Ce tipichca dont nous ne saurions préciser la date de la formation, mais qui remontait au moins à 1670, puisque les premiers explorateurs de la plaine du Sacrement l’avaient pris pour une rivière, et qu’en 1687 le P. Samuel Fritz en faisait un affluent de l’Ucayali, ce tipichca parut également à tous les religieux qui leur succédèrent et qui se contentaient de le relever en passant, mais sans oser s’y introduire, une rivière venue de l’intérieur des terres[9]. Or, comme à cette époque on ignorait encore et même on ignora longtemps après, le confluent de certains cours d’eau issus des Andes orientales du Pérou, notre tipichca devint au gré des géographes qui copiaient les missionnaires et paraphrasaient leurs versions, une rivière Beni[10], Paro ou Paucartampu, tributaire de l’Ucayali.
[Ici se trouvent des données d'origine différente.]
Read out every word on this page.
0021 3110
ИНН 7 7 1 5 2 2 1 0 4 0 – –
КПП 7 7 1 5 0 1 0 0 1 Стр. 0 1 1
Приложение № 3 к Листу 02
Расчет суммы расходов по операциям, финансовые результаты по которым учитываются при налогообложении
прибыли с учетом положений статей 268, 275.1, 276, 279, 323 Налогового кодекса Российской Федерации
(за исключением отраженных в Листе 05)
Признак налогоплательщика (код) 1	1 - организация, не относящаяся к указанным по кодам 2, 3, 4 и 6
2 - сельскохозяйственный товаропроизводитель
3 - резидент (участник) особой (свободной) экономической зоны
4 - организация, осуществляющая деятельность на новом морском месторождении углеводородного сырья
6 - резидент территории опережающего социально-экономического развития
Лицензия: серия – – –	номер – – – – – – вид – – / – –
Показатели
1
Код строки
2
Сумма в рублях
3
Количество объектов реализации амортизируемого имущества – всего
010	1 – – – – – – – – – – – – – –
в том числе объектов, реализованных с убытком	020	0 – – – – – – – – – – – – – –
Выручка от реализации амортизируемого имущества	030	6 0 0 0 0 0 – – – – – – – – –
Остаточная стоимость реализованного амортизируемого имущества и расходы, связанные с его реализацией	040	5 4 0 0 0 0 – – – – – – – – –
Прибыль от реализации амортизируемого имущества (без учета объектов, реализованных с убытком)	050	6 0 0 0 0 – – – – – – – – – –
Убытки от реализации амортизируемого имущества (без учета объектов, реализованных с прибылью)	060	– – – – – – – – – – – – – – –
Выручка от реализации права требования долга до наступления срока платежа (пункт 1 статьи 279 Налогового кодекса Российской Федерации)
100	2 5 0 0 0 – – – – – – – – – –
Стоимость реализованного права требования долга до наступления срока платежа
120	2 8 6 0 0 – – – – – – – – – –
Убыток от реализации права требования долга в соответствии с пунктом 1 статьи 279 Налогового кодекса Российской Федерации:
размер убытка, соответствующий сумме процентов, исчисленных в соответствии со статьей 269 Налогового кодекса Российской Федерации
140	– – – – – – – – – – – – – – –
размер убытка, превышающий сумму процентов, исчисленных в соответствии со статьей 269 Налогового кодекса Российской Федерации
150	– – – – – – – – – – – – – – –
Aujourd’hui pareille erreur n’est plus possible. Le tipichca cause innocente de tout ce bruit a été obstrué par des éboulements partiels, puis a fini par se tarir et la végétation l’a recouvert. Bien que MM. Smith et Lowe, par respect pour la tradition, aient cru devoir placer dans le fragment de carte qu’ils ont donné de l’Ucayali un bout de cet ancien canal, nous proposons de lui retirer désormais sur la carte générale de cette Amérique, la place qu’il a trop longtemps occupée.
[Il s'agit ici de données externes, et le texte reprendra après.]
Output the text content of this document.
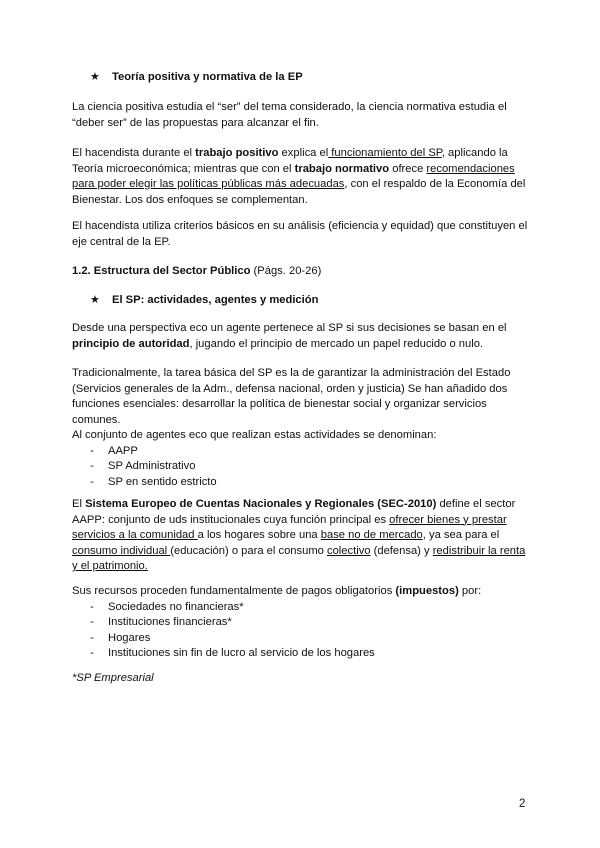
★ Teoría positiva y normativa de la EP

La ciencia positiva estudia el “ser” del tema considerado, la ciencia normativa estudia el “deber ser” de las propuestas para alcanzar el fin.

El hacendista durante el trabajo positivo explica el funcionamiento del SP, aplicando la Teoría microeconómica; mientras que con el trabajo normativo ofrece recomendaciones para poder elegir las políticas públicas más adecuadas, con el respaldo de la Economía del Bienestar. Los dos enfoques se complementan.

El hacendista utiliza criterios básicos en su análisis (eficiencia y equidad) que constituyen el eje central de la EP.

1.2. Estructura del Sector Público (Págs. 20-26)

★ El SP: actividades, agentes y medición

Desde una perspectiva eco un agente pertenece al SP si sus decisiones se basan en el principio de autoridad, jugando el principio de mercado un papel reducido o nulo.

Tradicionalmente, la tarea básica del SP es la de garantizar la administración del Estado (Servicios generales de la Adm., defensa nacional, orden y justicia) Se han añadido dos funciones esenciales: desarrollar la política de bienestar social y organizar servicios comunes.

Al conjunto de agentes eco que realizan estas actividades se denominan:

- AAPP
- SP Administrativo
- SP en sentido estricto

El Sistema Europeo de Cuentas Nacionales y Regionales (SEC-2010) define el sector AAPP: conjunto de uds institucionales cuya función principal es ofrecer bienes y prestar servicios a la comunidad a los hogares sobre una base no de mercado, ya sea para el consumo individual (educación) o para el consumo colectivo (defensa) y redistribuir la renta y el patrimonio.

Sus recursos proceden fundamentalmente de pagos obligatorios (impuestos) por:

- Sociedades no financieras*
- Instituciones financieras*
- Hogares
- Instituciones sin fin de lucro al servicio de los hogares

*SP Empresarial

2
Après une assez bonne nuit passée sur les plages de l’île Pucati, nous allâmes reconnaître la rivière Tapichi, dernier affluent de l’Ucayali. Ce cours d’eau, large de cent mètres à son embouchure, mais n’ayant guère plus de vingt mètres à une lieue dans l’intérieur, est formé, au dire des Seusis, par la réunion de deux petites rivières sorties du versant nord de la Sierra de Cuntamana. Les Brésiliens du haut Amazone qui l’appellent Javarisiñho ou petit Javary, le considèrent — mais à tort — comme un bras du grand Javary dont l’embouchure, au dix-huitième siècle, formait la limite territoriale du Pérou et du Brésil[11]. Les rives du Tapichi sont habitées par les Indiens Mayorunas, dont le territoire s’étend à travers les forêts jusqu’à la rive gauche du Javary.
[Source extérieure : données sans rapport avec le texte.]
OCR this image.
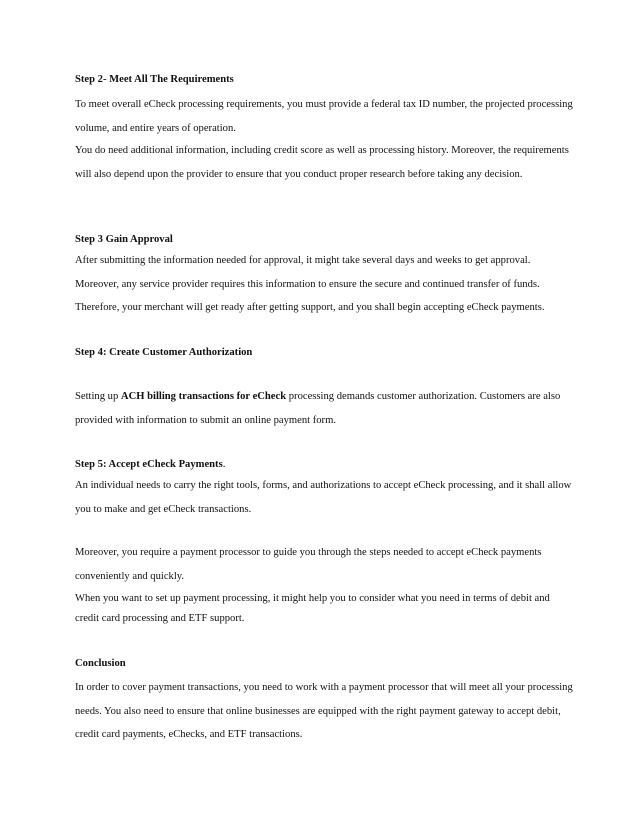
Step 2- Meet All The Requirements
To meet overall eCheck processing requirements, you must provide a federal tax ID number, the projected processing volume, and entire years of operation.
You do need additional information, including credit score as well as processing history. Moreover, the requirements will also depend upon the provider to ensure that you conduct proper research before taking any decision.
Step 3 Gain Approval
After submitting the information needed for approval, it might take several days and weeks to get approval. Moreover, any service provider requires this information to ensure the secure and continued transfer of funds. Therefore, your merchant will get ready after getting support, and you shall begin accepting eCheck payments.
Step 4: Create Customer Authorization
Setting up ACH billing transactions for eCheck processing demands customer authorization. Customers are also provided with information to submit an online payment form.
Step 5: Accept eCheck Payments.
An individual needs to carry the right tools, forms, and authorizations to accept eCheck processing, and it shall allow you to make and get eCheck transactions.
Moreover, you require a payment processor to guide you through the steps needed to accept eCheck payments conveniently and quickly.
When you want to set up payment processing, it might help you to consider what you need in terms of debit and credit card processing and ETF support.
Conclusion
In order to cover payment transactions, you need to work with a payment processor that will meet all your processing needs. You also need to ensure that online businesses are equipped with the right payment gateway to accept debit, credit card payments, eChecks, and ETF transactions.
Embouchure de la rivière Tapichi.

Nous avouons ne rien savoir de l’historiographe, du missionnaire ou du touriste, qui le premier qualifia de Mayorunas les sauvages habitants de cette rivière Tapichi ; mais l’accouplement des mots quechuas mayu — rivière — et runa — homme — a exercé plus d’une fois notre sagacité. Pourquoi en effet la dénomination d’hommes de rivière donnée à ces indigènes ? — Est-ce parce qu’ils ne se hasardent jamais sur l’Ucayali, qu’ils ne possèdent ni canots ni pirogues, et n’ont pour franchir les ruisseaux qui sillonnent leur territoire, que des troncs d’arbre qu’ils chevauchent ou de petits radeaux sur lesquels ils s’accroupissent et qu’ils manœuvrent au moyen d’une perche ? — Le lecteur pourra conclure à cet égard.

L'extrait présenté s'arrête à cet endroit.